# 6-9 March 2009 - NSCE Phase II Edmonton



## R. Jorgensen (4 Mar 2009)

I'm off to Edmonton on Friday to conduct NSCE Phase II which consists of:

A. *Bushcraft*: Tie 5 out of 8 knots in 6 minutes
B. *Map and Compass*: 

i. Determine a 6-figure grid reference
ii. Identify the elevation of a point
iii. Measure a distance along a route
iv. Orient a map by inspection
v. Plot a grid bearing
vi. Calculate declination
vii. Orient a map with a compass

C/D. *Classroom Instruction* and *Drill Instruction*

E. *Army Cadet Fitness Test*
I'm semi-nervous, I'm just trying to figure out how I could make _Identify Types of Maps_ an interesting/non-boring class. I'll will also be teaching Salute at the Halt without Arms for my Drill Instruction.

Any hints, tricks, or tips for best success?

I would also like clarification (regulations change all the time) on whether or not there is a 6 minute time limit for the knots and lashing - one officer told me there is no limit (just as long as you don't take 10 min to tie one knot) and another told me there is a limit, NSCE Study Guide (2007-02-20) says there is a 10 minute time limit (I'm leaning more towards the limit in the NSCE Study Guide, however...).

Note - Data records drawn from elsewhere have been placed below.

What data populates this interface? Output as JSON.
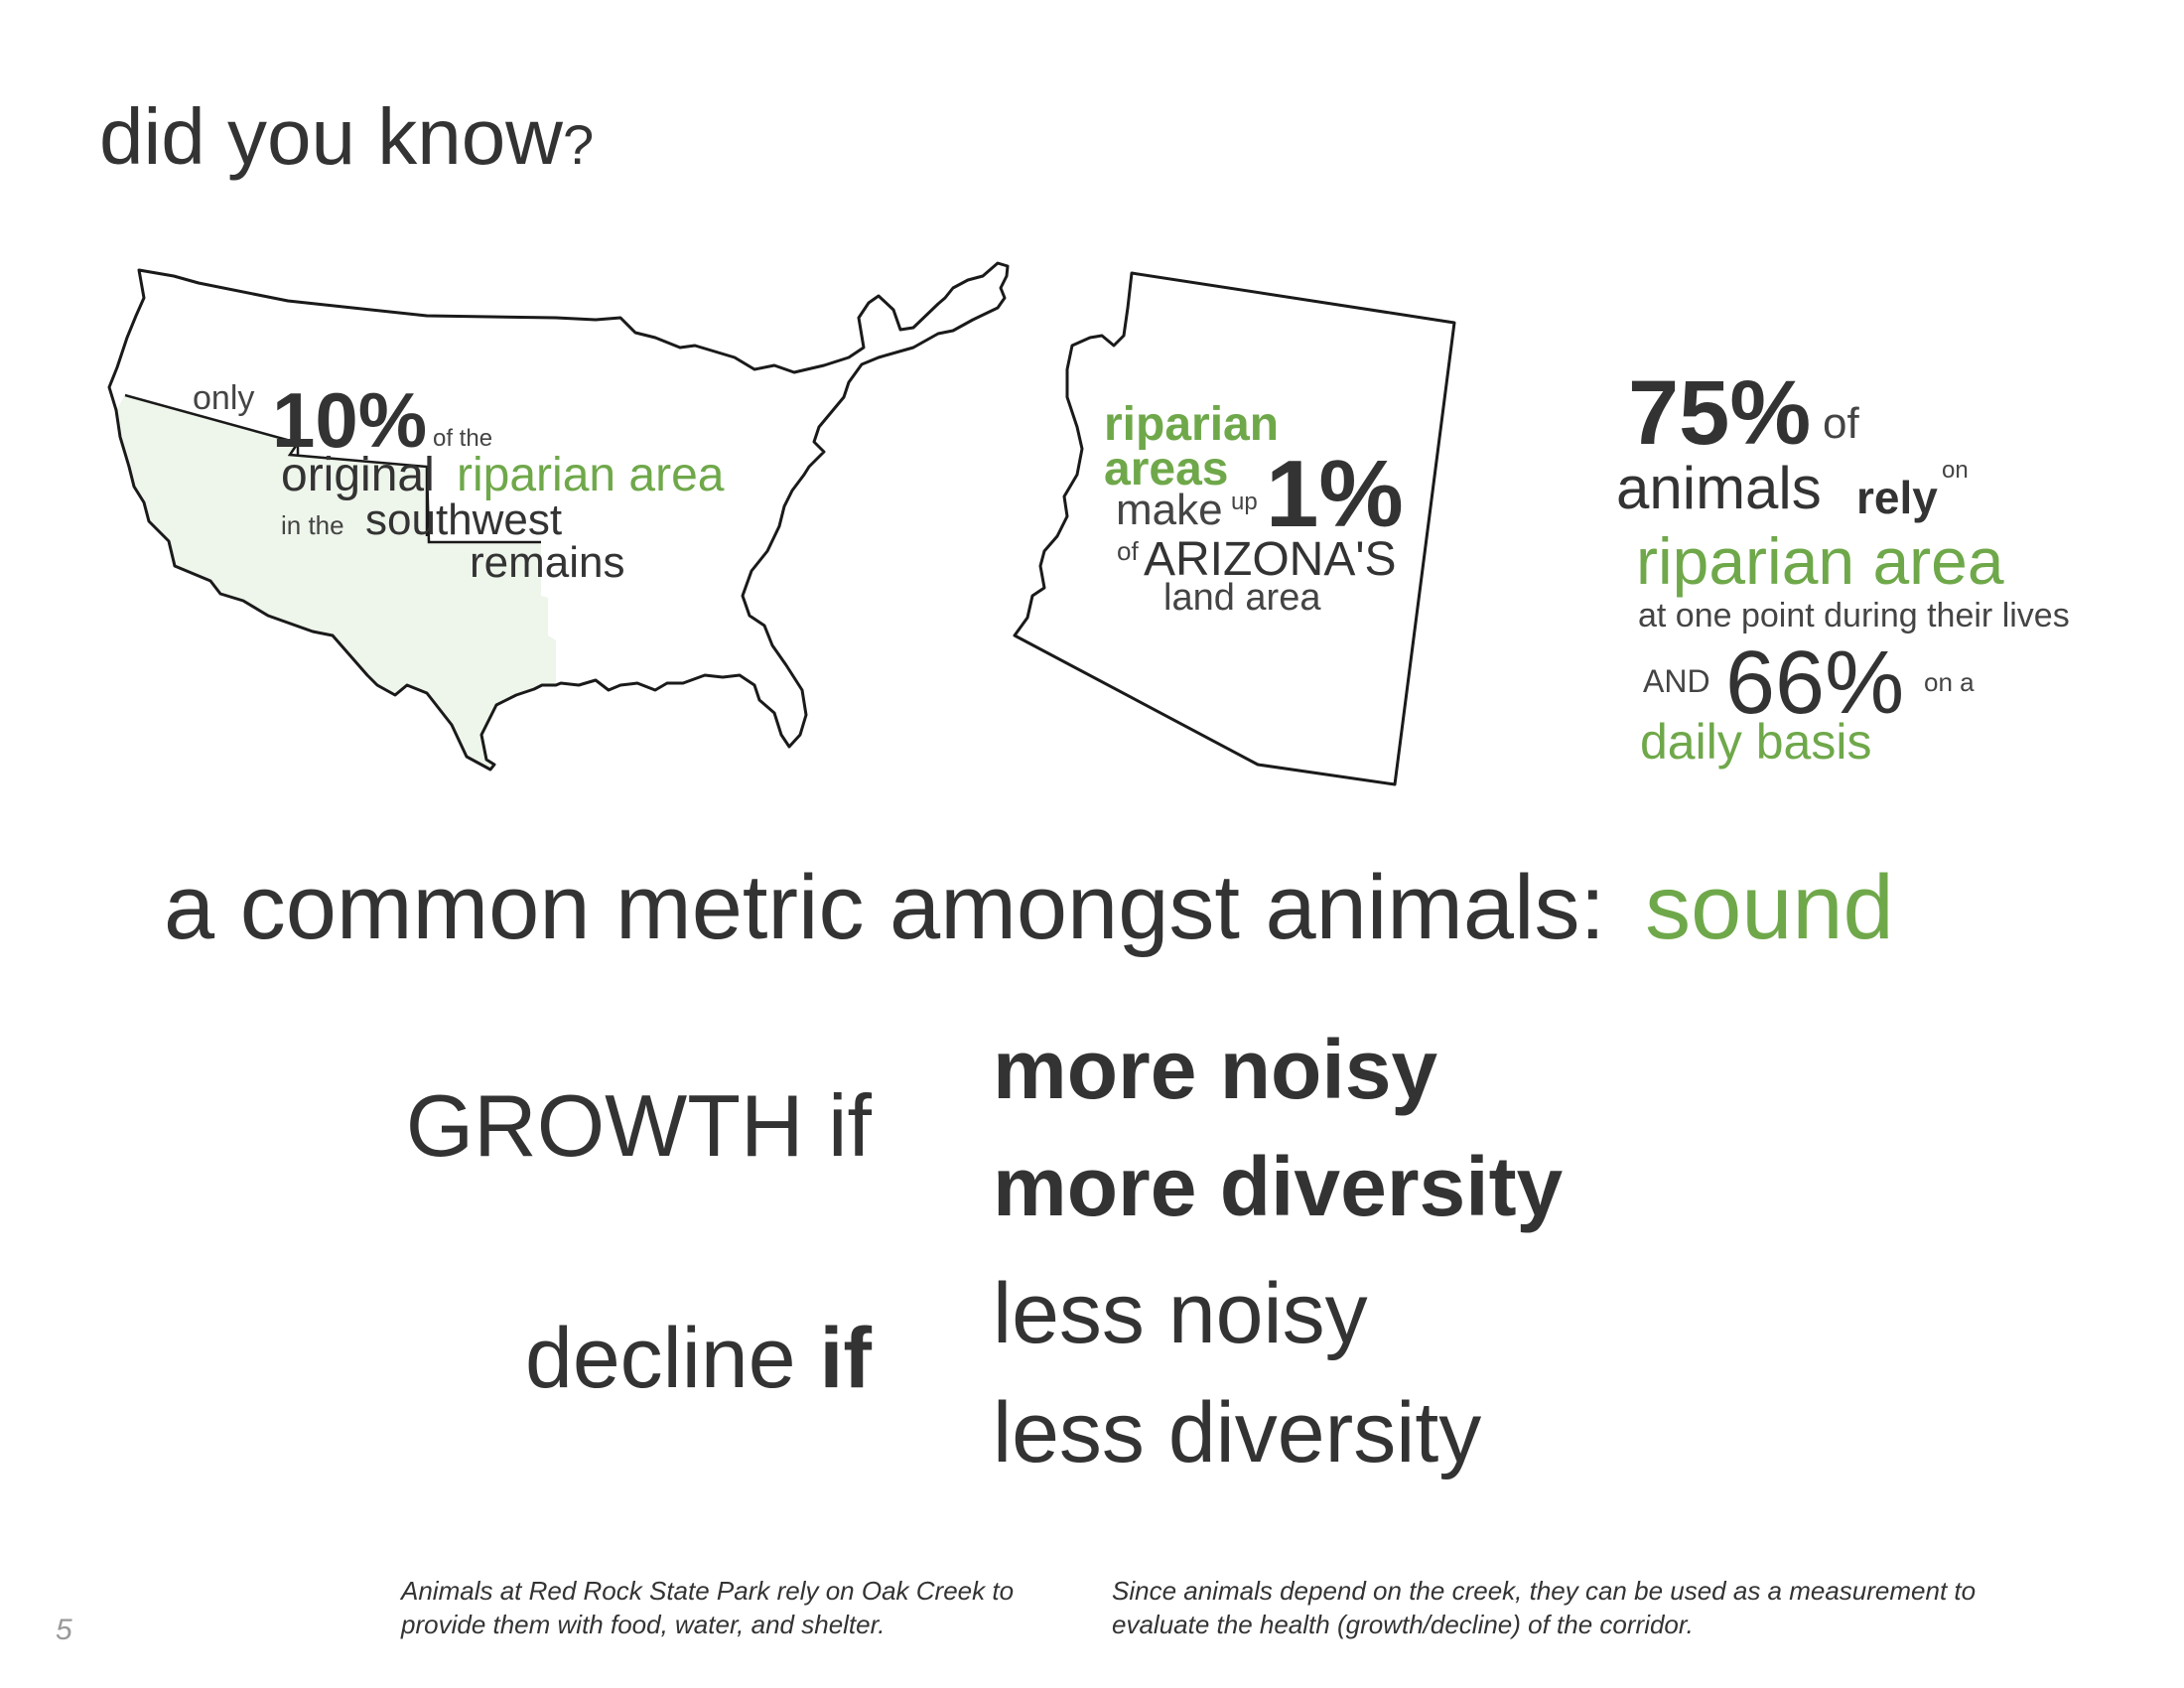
{
  "title": {
    "text": "did you know",
    "mark": "?"
  },
  "us_map": {
    "only": "only",
    "percent": "10%",
    "of_the": "of the",
    "original": "original",
    "riparian_area": "riparian area",
    "in_the": "in the",
    "southwest": "southwest",
    "remains": "remains",
    "colors": {
      "outline": "#1a1a1a",
      "highlight": "#eef5ea"
    }
  },
  "arizona": {
    "riparian": "riparian",
    "areas": "areas",
    "make": "make",
    "up": "up",
    "percent": "1%",
    "of": "of",
    "name": "ARIZONA'S",
    "land_area": "land area"
  },
  "stats": {
    "pct_75": "75%",
    "of": "of",
    "animals": "animals",
    "rely": "rely",
    "on": "on",
    "riparian_area": "riparian area",
    "at_one_point": "at one point during their lives",
    "and": "AND",
    "pct_66": "66%",
    "on_a": "on a",
    "daily_basis": "daily basis"
  },
  "metric": {
    "prefix": "a common metric amongst animals:",
    "highlight": "sound"
  },
  "conditions": {
    "growth_label": "GROWTH if",
    "decline_word": "decline",
    "decline_if": "if",
    "more_noisy": "more noisy",
    "more_diversity": "more diversity",
    "less_noisy": "less noisy",
    "less_diversity": "less diversity"
  },
  "footer": {
    "caption_left": "Animals at Red Rock State Park rely on Oak Creek to provide them with food, water, and shelter.",
    "caption_right": "Since animals depend on the creek, they can be used as a measurement to evaluate the health (growth/decline) of the corridor.",
    "page_number": "5"
  },
  "colors": {
    "text": "#333333",
    "accent_green": "#6fa84a"
  }
}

Tips I'd hope to see would be:

1. Drill and Class Instruction
2. Measure a distance along a route
3. Orient a map with a compass (I think I've got this pretty solid).

Wish me luck, I've got 2.5 more days to prepare.


----------



## cdn031 (5 Mar 2009)

Big Beef said:
			
		

> I'm off to Edmonton on Friday to conduct NSCE Phase II which consists of:
> 
> A. *Bushcraft*: Tie 5 out of 8 knots in 6 minutes



Just for clarity, you will need to be able to tie all 8 knots - the examiners will announce which 5 you will be tested on when you get there - its 100% of 5 knots standard, not 5 out of 8

Also - measuring a route - PLEASE don't use the "string" method (dubious even calling it a method) horribly in accurate. use the edge of a paper, marking Hash marks on both map and paper as you rotate it to follow the route. Accuracy!!!!

6 fig grid refs - for heavens sake ROUND DOWN !!! you are specifying a small grid square (100x100 m) with a 6fig, not a point
also when using the compass the ref point is NOT in the square formed by the 100m hash marks on the romer! it is the intersection of the lines.

OWN your class (confidence) Own the material word for word and most of all work the marking guide for each the drill lesson and classroom. dintdon't be overly creative - follow each point in the marking sheets.


Identify Types of Maps  is arguably THE MOST interesting class. you are in the final hours but collect moms street map, a geography text (for political maps, aerial photos if you can - and be passionate! (ALSO if dad has a tom-tom, or other mapping GPS, promise him you will be very careful - and snag it to show off the electronic map part

BRING your OWN (corps borrowed) Compass - get to know every element of it. I keep seeing cadets freeze up as if it is an artifact recovered from Roswell...

Good luck and all the best


----------